Police chief of Iraqi city moved after mosque attacks
BASRA, Iraq, June 18 (Reuters) Basra's police chief has been transferred to a new post in the Interior Ministry, Iraqi officials said today, just days after militants destroyed two Sunni mosques in the southern Shi'ite city.
Major-General Mohammed Hamadi has been locked in a dispute with the governor of Basra province, a member of the small but locally powerful Fadhila party, who has accused him of inefficiency and refusing to obey orders.
The provincial governing council has been in negotiations with the central government in Baghdad for months to resolve the dispute, a source in the council told Reuters, but the bombing of the two Sunni mosques was seen as ''the last straw''.

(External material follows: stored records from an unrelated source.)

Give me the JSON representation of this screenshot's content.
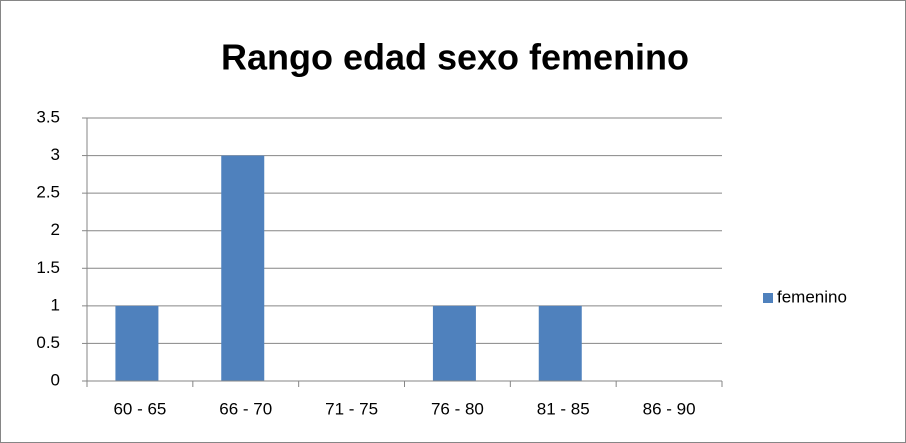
{
  "chart_data": {
    "type": "bar",
    "title": "Rango edad sexo femenino",
    "categories": [
      "60 - 65",
      "66 - 70",
      "71 - 75",
      "76 - 80",
      "81 - 85",
      "86 - 90"
    ],
    "series": [
      {
        "name": "femenino",
        "color": "#4f81bd",
        "values": [
          1,
          3,
          0,
          1,
          1,
          0
        ]
      }
    ],
    "ylim": [
      0,
      3.5
    ],
    "yticks": [
      0,
      0.5,
      1,
      1.5,
      2,
      2.5,
      3,
      3.5
    ],
    "grid": true,
    "legend": "right"
  }
}
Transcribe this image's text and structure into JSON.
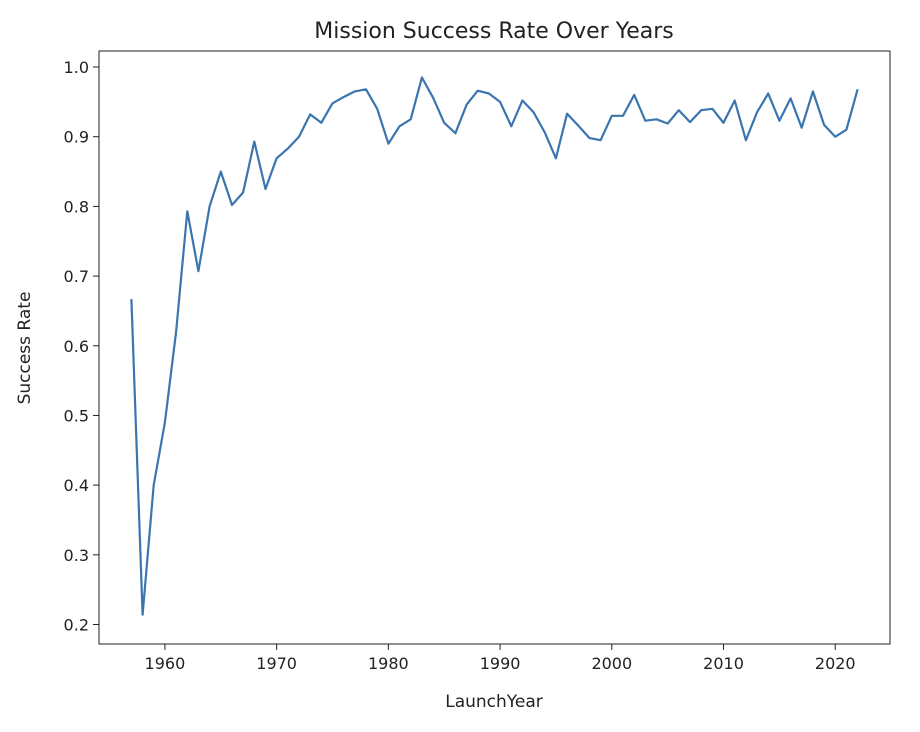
{
  "chart_data": {
    "type": "line",
    "title": "Mission Success Rate Over Years",
    "xlabel": "LaunchYear",
    "ylabel": "Success Rate",
    "xlim": [
      1954.1,
      2024.9
    ],
    "ylim": [
      0.172,
      1.023
    ],
    "xticks": [
      1960,
      1970,
      1980,
      1990,
      2000,
      2010,
      2020
    ],
    "yticks": [
      0.2,
      0.3,
      0.4,
      0.5,
      0.6,
      0.7,
      0.8,
      0.9,
      1.0
    ],
    "grid": false,
    "line_color": "#3b75af",
    "series": [
      {
        "x": [
          1957,
          1958,
          1959,
          1960,
          1961,
          1962,
          1963,
          1964,
          1965,
          1966,
          1967,
          1968,
          1969,
          1970,
          1971,
          1972,
          1973,
          1974,
          1975,
          1976,
          1977,
          1978,
          1979,
          1980,
          1981,
          1982,
          1983,
          1984,
          1985,
          1986,
          1987,
          1988,
          1989,
          1990,
          1991,
          1992,
          1993,
          1994,
          1995,
          1996,
          1997,
          1998,
          1999,
          2000,
          2001,
          2002,
          2003,
          2004,
          2005,
          2006,
          2007,
          2008,
          2009,
          2010,
          2011,
          2012,
          2013,
          2014,
          2015,
          2016,
          2017,
          2018,
          2019,
          2020,
          2021,
          2022
        ],
        "values": [
          0.667,
          0.214,
          0.4,
          0.49,
          0.62,
          0.793,
          0.707,
          0.8,
          0.85,
          0.802,
          0.82,
          0.893,
          0.825,
          0.869,
          0.883,
          0.9,
          0.932,
          0.92,
          0.948,
          0.957,
          0.965,
          0.968,
          0.94,
          0.89,
          0.915,
          0.925,
          0.985,
          0.956,
          0.92,
          0.905,
          0.946,
          0.966,
          0.962,
          0.95,
          0.915,
          0.952,
          0.935,
          0.906,
          0.869,
          0.933,
          0.916,
          0.898,
          0.895,
          0.93,
          0.93,
          0.96,
          0.923,
          0.925,
          0.919,
          0.938,
          0.921,
          0.938,
          0.94,
          0.92,
          0.952,
          0.895,
          0.935,
          0.962,
          0.923,
          0.955,
          0.913,
          0.965,
          0.917,
          0.9,
          0.91,
          0.968
        ]
      }
    ]
  }
}
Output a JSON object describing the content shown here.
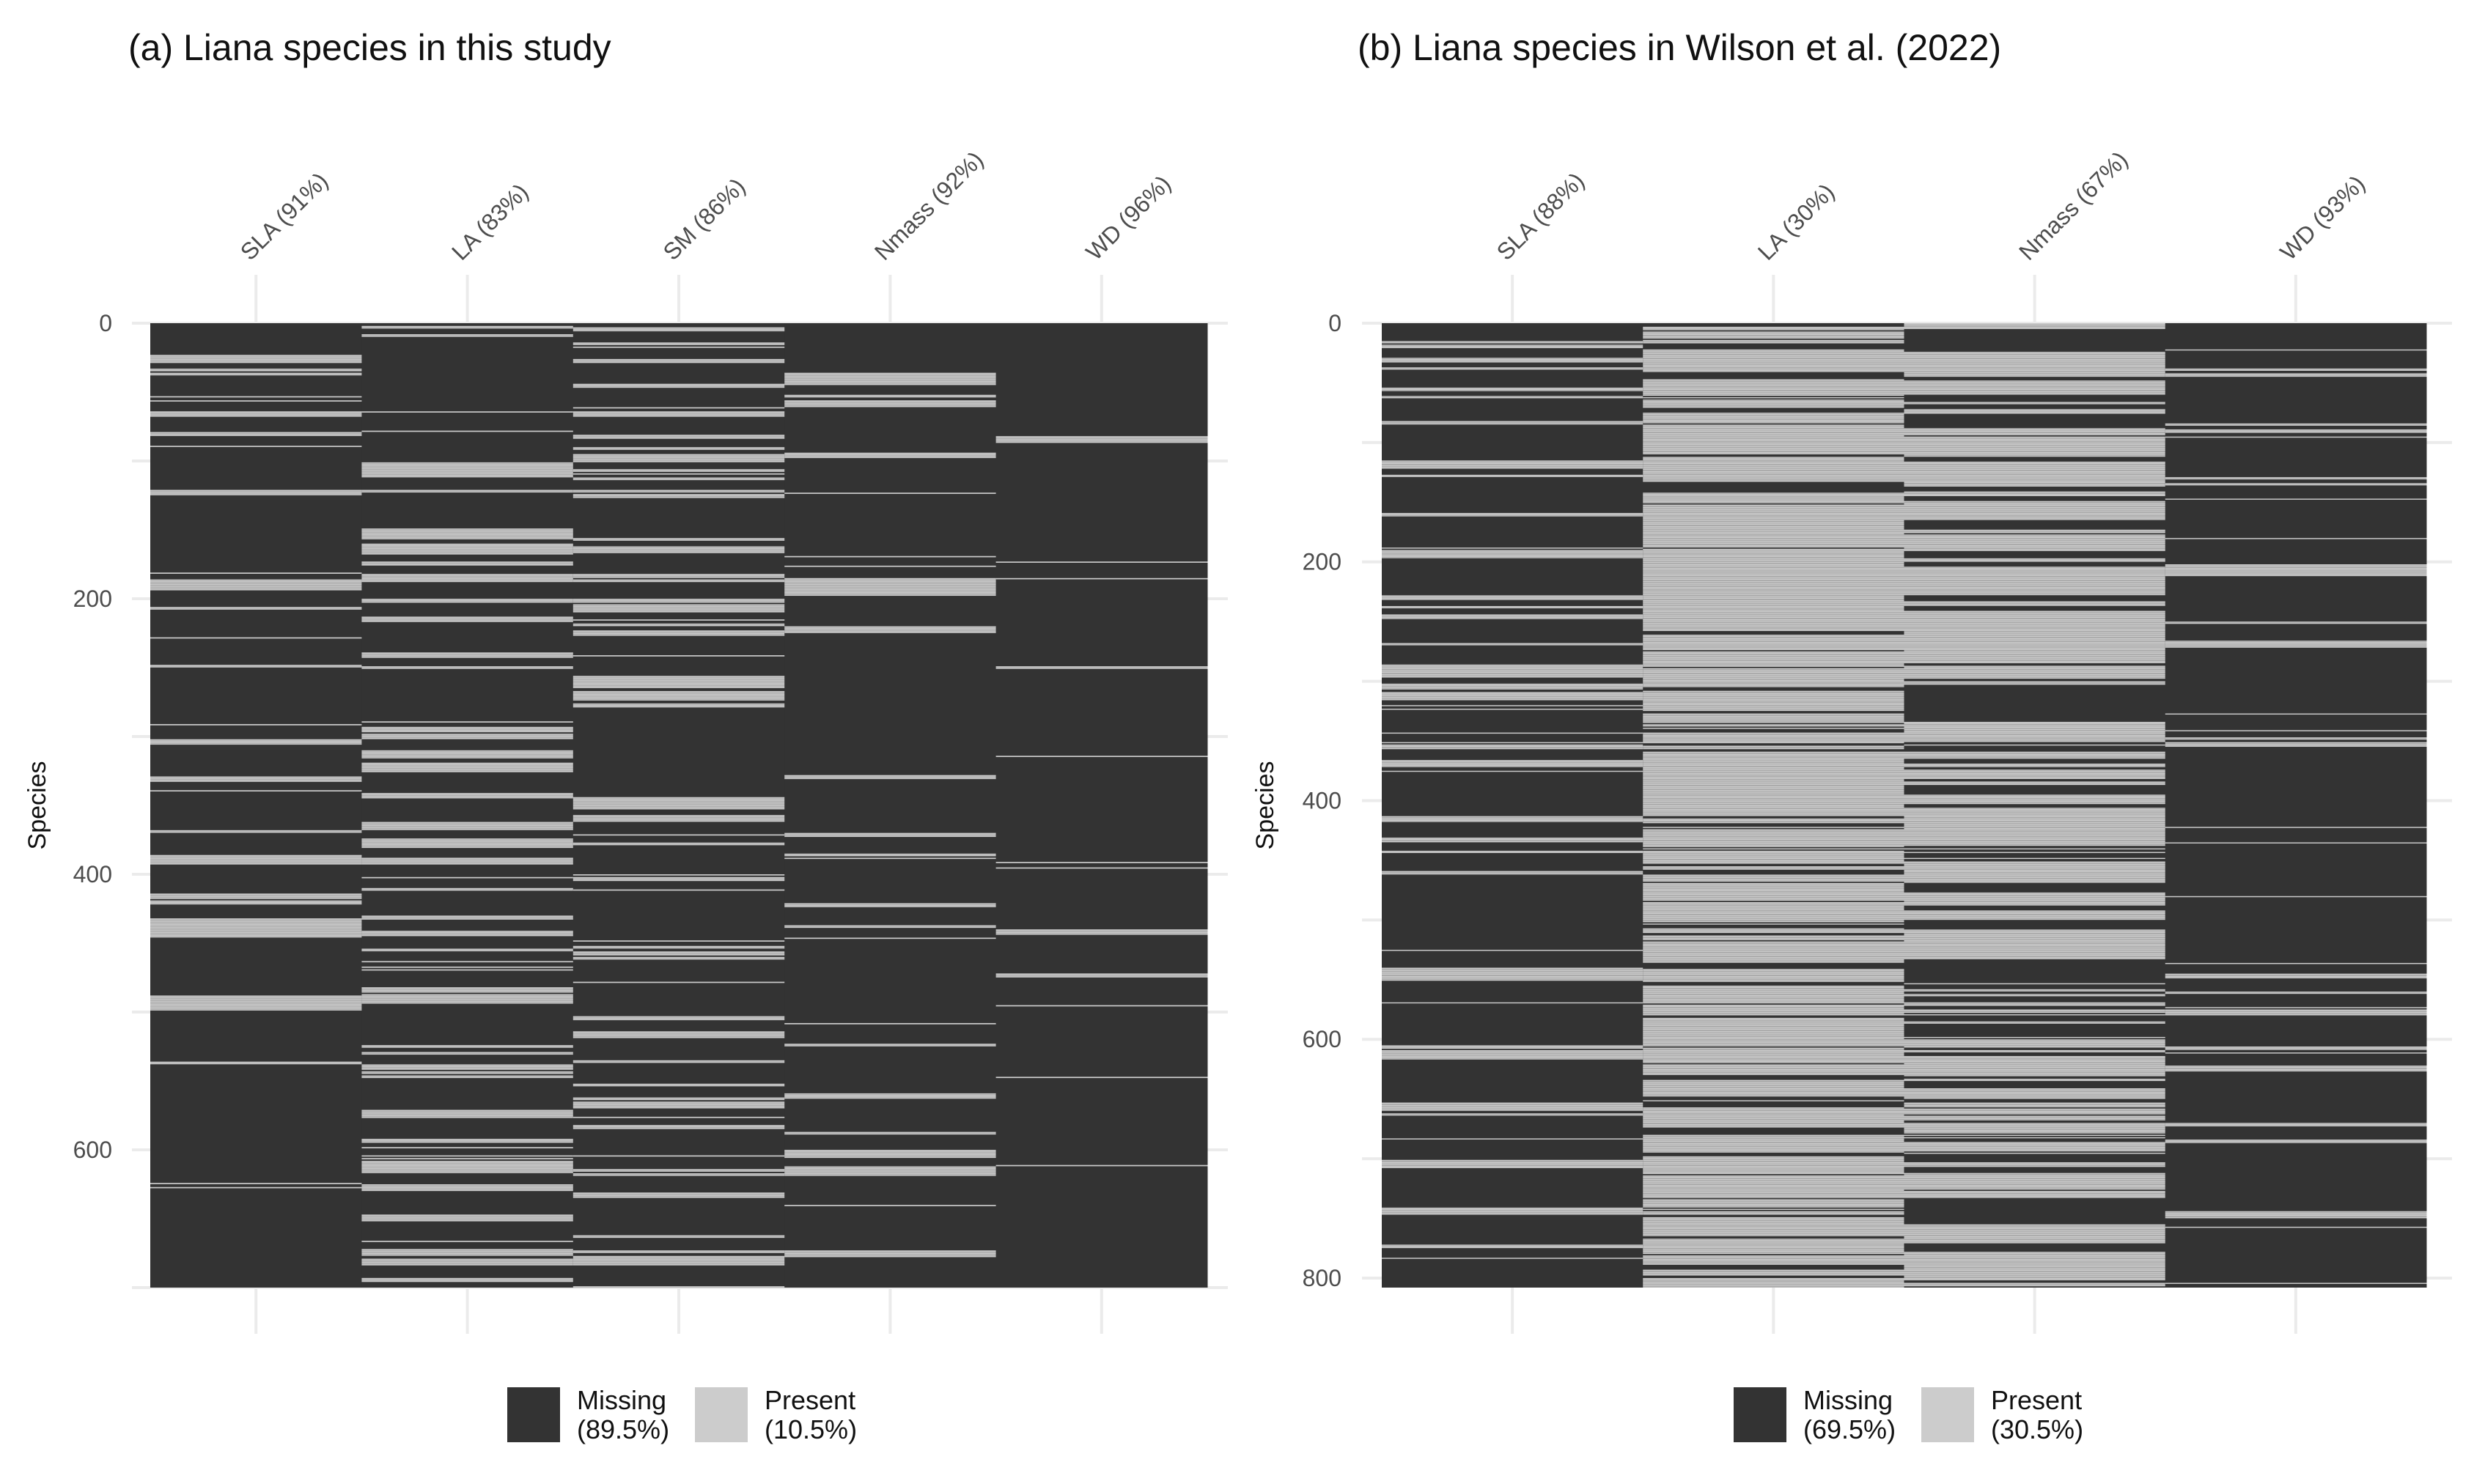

The mosques were destroyed at the weekend in apparent retaliation for the bombing of a revered Shi'ite shrine in Samarra north of Baghdad.
Hamadi told Reuters he was being transferred to Baghdad to become a director general in the Interior Ministry. He is to be replaced by Major-General Jalil Khalaf.
''There was political pressure on the governing council and the ministry for me to be transferred to another position,'' he said.
The source in the governing council said the police chief had never got on with the provincial governor, partly because he was seen as aligned to the Dawa party of Shi'ite Prime Minister Nuri al-Maliki, a rival to Fadhila in Basra, where Shi'ite factions are fighting for control of its oil revenues.